Capacitors in circuits (Unit 11)
An uncharged capacitor acts like a short circuit at the instant a switch closes, because there's no potential difference across it yet. Current flows through its branch as if it were bare wire. Once fully charged, it flips and acts like an open circuit instead.
Power dissipation and Ohm's law (Unit 11)
A short slashes resistance, so current spikes, and power dissipated in the wires (P = I²R) spikes with it. That's the physics behind why household shorts cause overheating and fires, a scenario AP questions use for real-world framing.
Short circuits show up mostly in multiple-choice scenarios where a wire accidentally bridges part of a circuit and you have to predict the result. Typical stems include a household circuit where the hot wire touches the neutral wire (and you explain why the resulting current surge is dangerous), or a student's circuit where a stray wire bypasses two of three parallel resistors (and you reason about what happens to current and power). You should also recognize the capacitor case, where an uncharged capacitor momentarily behaves like a short right after a switch closes. Watch for trick questions too. If an ammeter reading suddenly drops to zero, that's an open circuit, not a short. A short would make the reading jump up. No released FRQ has used 'short circuit' verbatim, but circuit-analysis FRQs routinely reward students who can redraw a schematic with a shorted element removed and recompute equivalent resistance.
An open circuit has a gap, so charges cannot flow at all and current is zero. A short circuit is the opposite problem. Charges flow too easily through a near-zero-resistance path with no change in potential difference, so current becomes very large. Quick check on the exam: ammeter reads zero means open; ammeter spikes (or a fuse blows) means short.
A short circuit is a path where charges flow with no change in potential difference, usually a low-resistance wire bypassing circuit elements.
When an element is shorted, both of its terminals sit at the same potential, so essentially no current flows through that element.
Shorting part of a circuit lowers the total equivalent resistance, which makes the current from the battery increase, sometimes dangerously.
A short circuit and an open circuit are opposites. An open circuit stops current completely, while a short circuit lets current surge.
An uncharged capacitor behaves like a short circuit at the moment a switch closes, then like an open circuit once it's fully charged.
On the exam, redraw the schematic treating a shorted element as if it were replaced by a plain wire, then analyze the simpler circuit.
It's a circuit in which charges can flow with no change in potential difference, typically because a low-resistance wire bypasses one or more circuit elements. This definition comes straight from the essential knowledge under learning objective 11.2.A in Unit 11.
No, it's the opposite. A short circuit lets a very large current flow because the resistance along the shortcut path is nearly zero.
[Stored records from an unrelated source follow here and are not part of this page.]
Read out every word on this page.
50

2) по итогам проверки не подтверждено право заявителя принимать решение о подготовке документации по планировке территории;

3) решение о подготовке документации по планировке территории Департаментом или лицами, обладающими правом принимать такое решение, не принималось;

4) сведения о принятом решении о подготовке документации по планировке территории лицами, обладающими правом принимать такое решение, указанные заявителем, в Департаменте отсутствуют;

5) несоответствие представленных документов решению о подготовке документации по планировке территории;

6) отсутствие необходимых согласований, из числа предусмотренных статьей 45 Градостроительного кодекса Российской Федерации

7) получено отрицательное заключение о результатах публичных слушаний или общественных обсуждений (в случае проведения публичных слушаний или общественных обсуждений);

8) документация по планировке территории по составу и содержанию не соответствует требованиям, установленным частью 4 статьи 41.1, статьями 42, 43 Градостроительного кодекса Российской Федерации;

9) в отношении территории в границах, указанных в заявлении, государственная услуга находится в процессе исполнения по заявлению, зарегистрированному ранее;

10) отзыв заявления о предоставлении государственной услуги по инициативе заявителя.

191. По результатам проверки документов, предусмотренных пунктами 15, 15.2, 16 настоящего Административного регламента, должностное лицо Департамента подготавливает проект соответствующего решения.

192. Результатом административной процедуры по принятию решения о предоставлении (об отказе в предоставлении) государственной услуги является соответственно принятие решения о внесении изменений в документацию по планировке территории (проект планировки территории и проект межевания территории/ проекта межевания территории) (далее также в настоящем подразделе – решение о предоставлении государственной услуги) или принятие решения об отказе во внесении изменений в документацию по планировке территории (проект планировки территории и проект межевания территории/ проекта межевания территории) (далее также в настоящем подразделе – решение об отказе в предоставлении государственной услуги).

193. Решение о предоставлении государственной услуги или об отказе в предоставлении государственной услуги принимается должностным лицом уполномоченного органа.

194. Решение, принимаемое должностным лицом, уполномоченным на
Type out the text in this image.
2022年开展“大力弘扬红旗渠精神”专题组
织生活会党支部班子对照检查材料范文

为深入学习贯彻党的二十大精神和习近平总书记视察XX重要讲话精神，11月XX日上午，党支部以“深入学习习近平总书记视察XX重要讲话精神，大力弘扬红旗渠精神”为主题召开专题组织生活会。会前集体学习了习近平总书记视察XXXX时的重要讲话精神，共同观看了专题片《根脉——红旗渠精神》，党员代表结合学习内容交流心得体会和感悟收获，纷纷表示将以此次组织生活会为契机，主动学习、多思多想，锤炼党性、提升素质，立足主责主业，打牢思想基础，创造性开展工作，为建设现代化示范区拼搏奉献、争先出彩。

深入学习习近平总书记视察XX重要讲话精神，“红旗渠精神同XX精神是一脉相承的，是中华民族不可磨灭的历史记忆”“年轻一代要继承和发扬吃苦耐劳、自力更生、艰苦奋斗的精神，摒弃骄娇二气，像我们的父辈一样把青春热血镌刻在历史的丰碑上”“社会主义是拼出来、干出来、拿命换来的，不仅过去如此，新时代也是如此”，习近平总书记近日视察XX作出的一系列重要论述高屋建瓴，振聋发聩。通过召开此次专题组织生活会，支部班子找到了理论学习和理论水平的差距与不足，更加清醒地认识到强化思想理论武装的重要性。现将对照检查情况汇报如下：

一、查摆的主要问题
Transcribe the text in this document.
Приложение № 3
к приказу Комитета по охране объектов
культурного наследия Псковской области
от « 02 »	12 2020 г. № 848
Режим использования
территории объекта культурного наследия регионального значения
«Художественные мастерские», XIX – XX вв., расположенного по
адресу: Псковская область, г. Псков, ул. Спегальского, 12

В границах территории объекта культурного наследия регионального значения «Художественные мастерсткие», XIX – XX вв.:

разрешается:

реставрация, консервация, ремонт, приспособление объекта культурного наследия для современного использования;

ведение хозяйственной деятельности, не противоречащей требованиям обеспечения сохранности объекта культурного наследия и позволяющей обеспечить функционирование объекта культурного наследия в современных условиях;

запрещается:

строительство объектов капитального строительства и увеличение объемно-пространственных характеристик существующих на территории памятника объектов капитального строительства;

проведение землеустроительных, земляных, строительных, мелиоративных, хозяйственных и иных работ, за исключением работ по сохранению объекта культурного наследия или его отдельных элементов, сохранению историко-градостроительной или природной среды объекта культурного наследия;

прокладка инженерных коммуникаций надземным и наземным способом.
Zero current describes an open circuit, where the loop is physically broken.
An open circuit has a gap, so no charge flows and an ammeter reads zero. A short circuit has a zero-resistance bypass, so current jumps to a large value. If an exam question says the ammeter suddenly reads zero, the answer is an open circuit, not a short.
A wire connects its two terminals, so both ends are at the same potential and almost no current flows through the resistor itself. The circuit's equivalent resistance drops, so current through the rest of the circuit increases. In a series chain, the other resistors get more current and dissipate more power.
When a hot wire touches a neutral wire, the resistance between them is nearly zero, so the current surges far above normal levels. That huge current dissipates a lot of power as heat in the wiring (P = I²R), which can melt insulation and start fires. Fuses and circuit breakers exist to cut the circuit before that happens.